Many athletes and fitness enthusiasts have experienced the Plato or even a drop-in performance and motivation; there are of course many factors that can contribute to this, from overreaching (doing too much, too many stressors), not having adequate recovery strategies in place (which can encompass many aspects from nutrition to sleep) or just being in a happy state of mind. Let's remember that any form of stress will affect homeostasis, meaning if you have a lot on your mental plate it can affect your ability to adapt to the training stressors you might be placing on your body physically.

It is possible to recover from training without any adaptation, however, it is not possible to adapt without proper recovery!

Many athletes, sport and fitness enthusiasts concentrate on marginal gains in the ever increasing search for improvement; while there is nothing wrong with this it is too often at the cost of paying attention to the basics of training principles. For example, at the top of the priority list would normally be to know; "what is the maximum amount of training that is possible to recover from?". If you constantly exceed this limit, your adaptation will slow down or at worse decrease and possibly lead to illness or injury. The optimal solution is to have a good record of your training to assist you in spotting potential overreaching or to have and include a good coach who not only can show you how to improve but is able to spot the signs of overreaching.

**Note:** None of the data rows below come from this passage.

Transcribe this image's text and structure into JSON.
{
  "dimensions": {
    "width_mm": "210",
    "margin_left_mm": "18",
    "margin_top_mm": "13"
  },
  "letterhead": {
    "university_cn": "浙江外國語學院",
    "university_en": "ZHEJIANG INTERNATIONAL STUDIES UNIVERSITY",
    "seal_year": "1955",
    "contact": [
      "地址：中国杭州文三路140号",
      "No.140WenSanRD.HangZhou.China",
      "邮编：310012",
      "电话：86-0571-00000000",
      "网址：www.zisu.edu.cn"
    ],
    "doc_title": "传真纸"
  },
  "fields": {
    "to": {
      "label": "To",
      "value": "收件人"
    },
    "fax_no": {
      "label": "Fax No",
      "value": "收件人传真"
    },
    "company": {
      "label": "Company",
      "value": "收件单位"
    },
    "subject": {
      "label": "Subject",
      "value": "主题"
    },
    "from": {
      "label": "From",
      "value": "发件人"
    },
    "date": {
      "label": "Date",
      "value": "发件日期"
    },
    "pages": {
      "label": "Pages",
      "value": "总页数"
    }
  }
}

Finding the correct volume/ load of training within your limiters has to be matched with correct recovery, this being de-stressing, to bring your body back down from a heightened state. The main ones, not in any particular order, would be; cooling down, refueling, hydrating, resting (sleeping) and having good stress management in your lifestyle. If these are not in place the catabolic hormones produced during stressful periods will hamper any gains you hope to get.

The most common recovery aspect that is overlooked yet is the most important one of all is sleep and total rest! The research behind the importance of sleep is extensive, it only takes a quick 'Google Scholar' search to find some good papers on the subject and the effectiveness of sleep management and cat napping. Include into this lack of sleep the issues with devices emitting blue light and it doesn't take long to see that the most important recovery method is often overlooked!

Now let's not forget the importance of nutrition and active recovery. Without the correct nutrition, all the sleep in the world will not give us the gains we might want; that said, all the correct nutrition without sleep would not be very good for us either. As I have mentioned in previous articles the timing of nutrition can have a massive impact on the effects of training stimulus and when all of the basics are in place there are very good marginal gains to be found in periodization of nutrition in line with the periodization of training.

Don't fall into the traps of marginal gains at the cost of the getting the basics right: monitor progressive training stimulus and plan adequate recovery in the form of rest/ sleep, good hydration nutrition.